Australian sports betting, already reeling under revelations of doping among top Aussie sportsmen, took another blow Thursday when the national police warned of significant match-fixing risks due to large Asian betting pools, citing A$40 million in wagers on one local soccer match alone.
The Reuters news agency reports that Australia’s top criminal intelligence body, the Australian Crime Commission, said that organised crime had a growing influence over Australian sport and that the widespread use of performance enhancing drugs increased the risks of match-fixing, with one as yet unidentified match already under investigation.
Officials from the Australian Rules football organisation (AFL), and the Football Federation of Australia (FFA), which controls soccer, immediately issued statements saying that to the best of their knowledge there were no investigations underway involving their sports.
However, the FFA said it was trying to identify the 2012 soccer match which attracted the $40 million Asian in bets alleged by the police.
Police in the state of Victoria have expressed concerns that the increasingly large bets from Asia have increased the risks of soccer match-fixing in Australia’s A-League.
“We had over A$40 million just with one Asian bookmaker alone, one of the legal bookmakers, on one A-League match here in Victoria,” Police Assistant Commissioner Graham Ashton said on Thursday. “Certainly we think soccer is a big risk, cricket is another and tennis.

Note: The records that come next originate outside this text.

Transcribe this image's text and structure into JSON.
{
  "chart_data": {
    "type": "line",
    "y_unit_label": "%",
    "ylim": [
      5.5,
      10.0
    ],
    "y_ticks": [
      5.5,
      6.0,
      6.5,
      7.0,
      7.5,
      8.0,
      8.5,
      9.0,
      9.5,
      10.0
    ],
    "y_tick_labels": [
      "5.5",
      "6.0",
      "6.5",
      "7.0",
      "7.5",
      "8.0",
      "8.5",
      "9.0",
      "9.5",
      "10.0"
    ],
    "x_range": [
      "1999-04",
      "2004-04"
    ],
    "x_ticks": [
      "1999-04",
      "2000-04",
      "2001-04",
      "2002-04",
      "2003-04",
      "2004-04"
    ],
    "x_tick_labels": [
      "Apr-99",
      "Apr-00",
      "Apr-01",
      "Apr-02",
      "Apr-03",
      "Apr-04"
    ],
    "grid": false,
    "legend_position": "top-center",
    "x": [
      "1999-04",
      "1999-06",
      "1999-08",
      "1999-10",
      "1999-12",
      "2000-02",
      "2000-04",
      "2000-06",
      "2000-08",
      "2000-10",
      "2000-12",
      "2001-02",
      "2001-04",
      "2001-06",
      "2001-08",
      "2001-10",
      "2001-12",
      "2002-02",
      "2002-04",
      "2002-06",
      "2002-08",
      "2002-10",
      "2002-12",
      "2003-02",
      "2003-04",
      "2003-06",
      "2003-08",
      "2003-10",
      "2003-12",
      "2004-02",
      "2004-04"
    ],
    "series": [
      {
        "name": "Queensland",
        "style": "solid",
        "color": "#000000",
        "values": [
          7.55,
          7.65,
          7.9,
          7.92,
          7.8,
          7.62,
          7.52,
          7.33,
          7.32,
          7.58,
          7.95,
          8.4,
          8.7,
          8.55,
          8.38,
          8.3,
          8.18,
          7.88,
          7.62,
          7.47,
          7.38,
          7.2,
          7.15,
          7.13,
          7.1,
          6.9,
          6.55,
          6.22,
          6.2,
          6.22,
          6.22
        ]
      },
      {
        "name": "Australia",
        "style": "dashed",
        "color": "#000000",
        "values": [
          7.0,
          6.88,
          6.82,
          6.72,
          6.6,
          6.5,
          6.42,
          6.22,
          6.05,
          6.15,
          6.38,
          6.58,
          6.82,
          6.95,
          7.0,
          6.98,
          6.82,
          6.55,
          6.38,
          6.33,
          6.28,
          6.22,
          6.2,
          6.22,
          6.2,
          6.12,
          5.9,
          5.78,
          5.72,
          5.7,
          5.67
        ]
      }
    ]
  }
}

“When this betting is occurring to that level it becomes attractive for crime figures to want to get involved to fix matches. It is really a significant risk factor when you see these pools build up to that extent.”

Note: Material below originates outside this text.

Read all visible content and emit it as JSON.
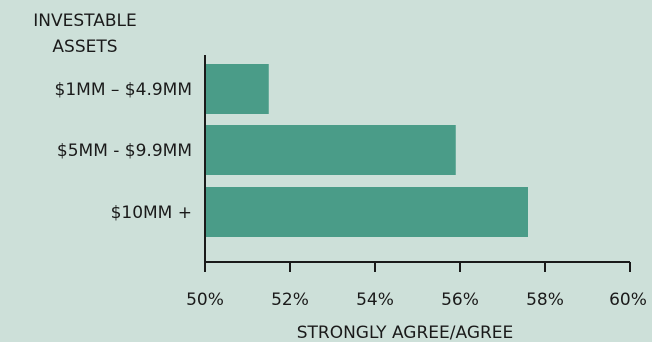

Ashton said the biggest risk was on spot fixing, where gamblers can bet on incidents during a game, rather than fixing the results of an entire game.

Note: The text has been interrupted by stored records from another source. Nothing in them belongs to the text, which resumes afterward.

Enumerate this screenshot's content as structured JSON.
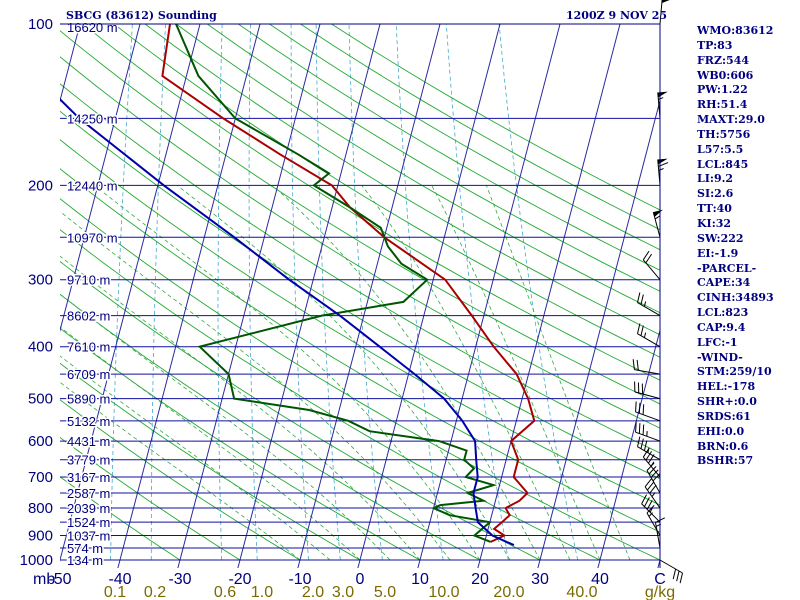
{
  "header": {
    "station": "SBCG (83612) Sounding",
    "time": "1200Z  9 NOV 25"
  },
  "indices": [
    "WMO:83612",
    "TP:83",
    "FRZ:544",
    "WB0:606",
    "PW:1.22",
    "RH:51.4",
    "MAXT:29.0",
    "TH:5756",
    "L57:5.5",
    "LCL:845",
    "LI:9.2",
    "SI:2.6",
    "TT:40",
    "KI:32",
    "SW:222",
    "EI:-1.9",
    "-PARCEL-",
    "CAPE:34",
    "CINH:34893",
    "LCL:823",
    "CAP:9.4",
    "LFC:-1",
    "-WIND-",
    "STM:259/10",
    "HEL:-178",
    "SHR+:0.0",
    "SRDS:61",
    "EHI:0.0",
    "BRN:0.6",
    "BSHR:57"
  ],
  "colors": {
    "frame": "#000080",
    "isobar": "#1010a0",
    "isotherm": "#2a2aa0",
    "dry_adiabat": "#22aa33",
    "moist_adiabat": "#33aa44",
    "mixing_ratio": "#44aacc",
    "temperature": "#aa0000",
    "dewpoint": "#005500",
    "parcel": "#0000aa",
    "wind": "#000000",
    "mixing_label": "#7a6a00"
  },
  "chart_data": {
    "type": "line",
    "title": "SBCG (83612) Sounding",
    "subtitle": "1200Z  9 NOV 25",
    "xlabel": "C",
    "ylabel": "mb",
    "xlim": [
      -50,
      50
    ],
    "ylim": [
      1000,
      100
    ],
    "yscale": "log",
    "pressure_ticks": [
      100,
      200,
      300,
      400,
      500,
      600,
      700,
      800,
      900,
      1000
    ],
    "temp_ticks": [
      -50,
      -40,
      -30,
      -20,
      -10,
      0,
      10,
      20,
      30,
      40
    ],
    "mixing_ratio_labels": [
      "0.1",
      "0.2",
      "0.6",
      "1.0",
      "2.0",
      "3.0",
      "5.0",
      "10.0",
      "20.0",
      "40.0",
      "g/kg"
    ],
    "mixing_ratio_values": [
      0.1,
      0.2,
      0.6,
      1.0,
      2.0,
      3.0,
      5.0,
      10.0,
      20.0,
      40.0
    ],
    "height_labels": [
      {
        "p": 100,
        "label": "16620 m"
      },
      {
        "p": 150,
        "label": "14250 m"
      },
      {
        "p": 200,
        "label": "12440 m"
      },
      {
        "p": 250,
        "label": "10970 m"
      },
      {
        "p": 300,
        "label": "9710 m"
      },
      {
        "p": 350,
        "label": "8602 m"
      },
      {
        "p": 400,
        "label": "7610 m"
      },
      {
        "p": 450,
        "label": "6709 m"
      },
      {
        "p": 500,
        "label": "5890 m"
      },
      {
        "p": 550,
        "label": "5132 m"
      },
      {
        "p": 600,
        "label": "4431 m"
      },
      {
        "p": 650,
        "label": "3779 m"
      },
      {
        "p": 700,
        "label": "3167 m"
      },
      {
        "p": 750,
        "label": "2587 m"
      },
      {
        "p": 800,
        "label": "2039 m"
      },
      {
        "p": 850,
        "label": "1524 m"
      },
      {
        "p": 900,
        "label": "1037 m"
      },
      {
        "p": 950,
        "label": "574 m"
      },
      {
        "p": 1000,
        "label": "134 m"
      }
    ],
    "series": [
      {
        "name": "temperature",
        "p": [
          925,
          900,
          875,
          850,
          825,
          800,
          775,
          750,
          700,
          650,
          600,
          550,
          500,
          450,
          400,
          350,
          300,
          250,
          220,
          200,
          175,
          150,
          125,
          100
        ],
        "t": [
          21,
          23,
          21,
          22,
          23,
          22,
          24,
          25,
          22,
          22,
          20,
          23,
          21,
          18,
          13,
          8,
          2,
          -10,
          -17,
          -21,
          -31,
          -42,
          -54,
          -55
        ]
      },
      {
        "name": "dewpoint",
        "p": [
          925,
          900,
          875,
          850,
          825,
          800,
          790,
          775,
          750,
          725,
          700,
          675,
          650,
          625,
          600,
          575,
          550,
          525,
          500,
          450,
          400,
          350,
          330,
          300,
          280,
          260,
          240,
          220,
          200,
          190,
          175,
          150,
          125,
          100
        ],
        "t": [
          21,
          18,
          19,
          20,
          13,
          10,
          11,
          18,
          15,
          19,
          14,
          15,
          13,
          13,
          8,
          -4,
          -8,
          -15,
          -28,
          -30,
          -36,
          -17,
          -4,
          -1,
          -6,
          -9,
          -11,
          -17,
          -24,
          -22,
          -28,
          -40,
          -48,
          -54
        ]
      },
      {
        "name": "parcel",
        "p": [
          938,
          900,
          850,
          800,
          750,
          700,
          650,
          600,
          550,
          500,
          450,
          400,
          350,
          300,
          250,
          200,
          150,
          100
        ],
        "t": [
          25,
          21,
          18,
          17,
          16,
          16,
          15,
          14,
          11,
          7,
          1,
          -6,
          -14,
          -24,
          -35,
          -49,
          -66,
          -86
        ]
      }
    ],
    "wind_barbs": [
      {
        "p": 1000,
        "dir": 120,
        "spd": 30
      },
      {
        "p": 950,
        "dir": 350,
        "spd": 15
      },
      {
        "p": 900,
        "dir": 330,
        "spd": 15
      },
      {
        "p": 850,
        "dir": 315,
        "spd": 35
      },
      {
        "p": 800,
        "dir": 325,
        "spd": 35
      },
      {
        "p": 750,
        "dir": 330,
        "spd": 40
      },
      {
        "p": 700,
        "dir": 320,
        "spd": 35
      },
      {
        "p": 650,
        "dir": 300,
        "spd": 35
      },
      {
        "p": 600,
        "dir": 290,
        "spd": 35
      },
      {
        "p": 550,
        "dir": 290,
        "spd": 30
      },
      {
        "p": 500,
        "dir": 285,
        "spd": 30
      },
      {
        "p": 450,
        "dir": 280,
        "spd": 20
      },
      {
        "p": 400,
        "dir": 300,
        "spd": 25
      },
      {
        "p": 350,
        "dir": 300,
        "spd": 25
      },
      {
        "p": 300,
        "dir": 320,
        "spd": 20
      },
      {
        "p": 250,
        "dir": 345,
        "spd": 55
      },
      {
        "p": 200,
        "dir": 355,
        "spd": 65
      },
      {
        "p": 150,
        "dir": 355,
        "spd": 55
      },
      {
        "p": 100,
        "dir": 5,
        "spd": 50
      }
    ]
  }
}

Australian bookmakers Sportsbet and Tattsbet on Friday suspended betting on Australian rules team Essendon, which Reuters reports has been embroiled in a scandal over players taking potentially illicit performance supplements.
The club has asked the Australian Sports Anti-Doping Authority to investigate the supplements given to players last season.
Some anti-gambling politicians were quick off the mark in commenting on the latest developments, urging that sports betting be banned, or at least suspended pending the outcome of a thorough enquiry.
Earlier this week the police in Europe exposed a global football betting scam, involving a Singapore-based syndicate which had directed match-fixing for at least 380 soccer games in Europe alone, making at least Euro 8 million. Some 680 suspicious matches, including qualifying games for the World Cup and European Championships, and the Champions League, were identified in an inquiry by European police forces.